Quinto Aurelio Símaco, político y escritor pagano, lo alude en una carta que
envía a Flaviano, hermano de Símaco, a quien lo recomienda como amigo comentando
que destaca por su vida y erudición y porque posee el don de relacionarse con
los mejores[4].
Es gracias a tales caballeros romanos que sabemos algo de él, por tres
epístolas que despacharon los dos últimos y por las Saturnales de Macrobio donde Horo funge como personaje de los
diálogos. La carta de Símaco es de antes del 381 y la inabarcable obra
macrobiana –cuya historia transcurre en 384– fue escrita alrededor de los años
385 y 430, por lo cual este perro hace méritos para introducirse en el elenco a
continuación de Máximo, aunque probablemente no haya sido menor en edad sino
incluso algunos años mayor, habida cuenta de que ya era campeón hacia el 364. A
fiar por quiénes lo evocaron –tres honorables varones que bregaban por la
tradición politeísta–, y por lo que detallan, habrá que ver en el robusto ejemplar
a un cínico no comprometido con los círculos cristianos, sino de estirpe
helénico-romana, clásico y hasta culto y no especialmente volcado a los actos
estrafalarios y provocativos, que no tendrían mayor lugar por entonces.
Nuestro
hombre, que por lo visto no fue un desconocido, goza de la suerte de no contar
con una leyenda negra en derredor: de hecho en el banquete de Macrobio no le
toca a él el característico rol del cínico impertinente sino a otro interlocutor
que lo acompaña llamado Evángelo –un burdo cristiano si no un procaz escéptico.

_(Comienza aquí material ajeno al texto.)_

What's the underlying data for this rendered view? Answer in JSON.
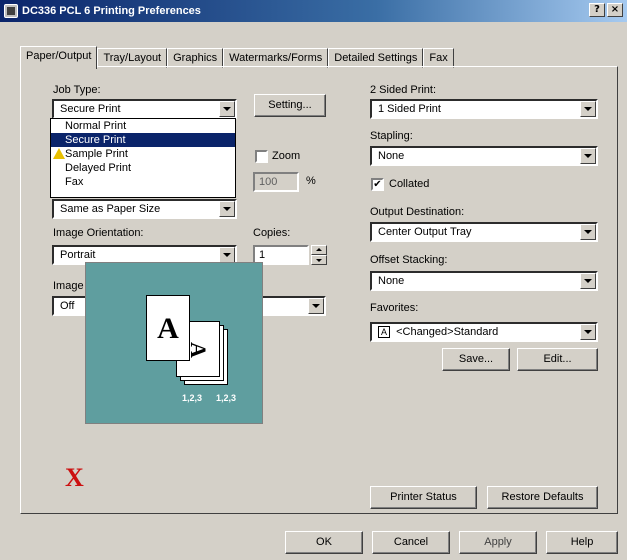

Como era casi de rigor en el género simposíaco, Macrobio hace caer a su cínico en
este festín de ilustres eruditos romanos y prohombres senatoriales adoradores
de Virgilio sin ser invitado; pero el papel que le asigna dista de ser el del
aguafiestas sino más bien el de un extranjero afable que no representa otra
cosa que la perspectiva étnica de un intelectual egipcio. Nada queda en el
penúltimo espécimen de aquellas pantomimas y tupés del viejo Diógenes
primitivista. Al revés, Horo es indicado como gravis vir et ornatus, todo un juicioso y respetable varón[5].

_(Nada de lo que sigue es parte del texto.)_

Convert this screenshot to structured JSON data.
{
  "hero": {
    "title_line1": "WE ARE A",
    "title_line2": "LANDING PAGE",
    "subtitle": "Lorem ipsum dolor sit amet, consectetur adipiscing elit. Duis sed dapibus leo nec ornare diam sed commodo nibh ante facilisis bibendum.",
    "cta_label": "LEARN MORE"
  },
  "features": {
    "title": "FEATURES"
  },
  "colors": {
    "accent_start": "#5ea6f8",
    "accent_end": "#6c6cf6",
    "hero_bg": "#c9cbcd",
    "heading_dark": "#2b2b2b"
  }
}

Incluso tan tolerante de los entremeses culturales como para asistir a lo largo
de siete libros a un interminable y enciclopédico debate sobre minucias de todo
calibre: la naturaleza térmica de la mujer, las cualidades detergentes del agua
salada o dulce, los calendarios romanos y egipcios y demás ítems del trivium y el quadrivium (hasta sobre la aporía del huevo y la gallina). Queda
claro que la disputa entre paganos y cristianos incluía como accesorio colateral
un tironeo por el cinismo: unos y otros lo rescataban en parte, cercenándole lo
que les resultaba inaguantable. Que dentro de esta pieza insuflada por la
voluntad de salvar a la cultura clásico-antigua se haya ubicado a un acólito de
Diógenes, a uno de tan buena conducta y tan bien desmalezado, parece probar ese
reclamo. Este otro egipcio del bando contrario se vuelve el cínico modelo que
demandan los notables de la reacción pagana, cínico apenas porque vivía
conforme predicaba, con una austeridad rayana en la penuria; pero afecto a
guardar la compostura, parlamentar con doctos y bien nacidos sobre todo tipo de
curiosidades y arrojar al río del olvido el satirismo de los desfachatados. Un
perro que hubiese sido bien recibido por Juliano de no haber caído en batalla
cuando él se ejercitaba todavía en la palestra. Un sobreviviente de aquel otro
mundo en retirada, que las escuelas filosóficas y con ellas su sombra cínica,
las religiones de la tradición y los mismos Juegos Olímpicos, todo eso
desaparecería en menos que cantara un gallo. Basta para nosotros con que haya
sido filósofo y boxeador a la vez.
[1] «vir corpore atque
animo iuxta validus, qui post innumeras inter pugiles palmas ad philosophiae studia
migrauit, sectamque Antisthenis et Cratetis atque ipsius Diogenis secutus inter
Cynicos non incelebris habebatur» (Macrobio, Saturnales I 7, 3-4)
[2] Id., ibid.
VII 13, 17.
[3]
Libanio, Epístolas 1278, 1279.
[4]
Símaco, Epístolas II 39.
[5] Macrobio, ibid. I 16, 38.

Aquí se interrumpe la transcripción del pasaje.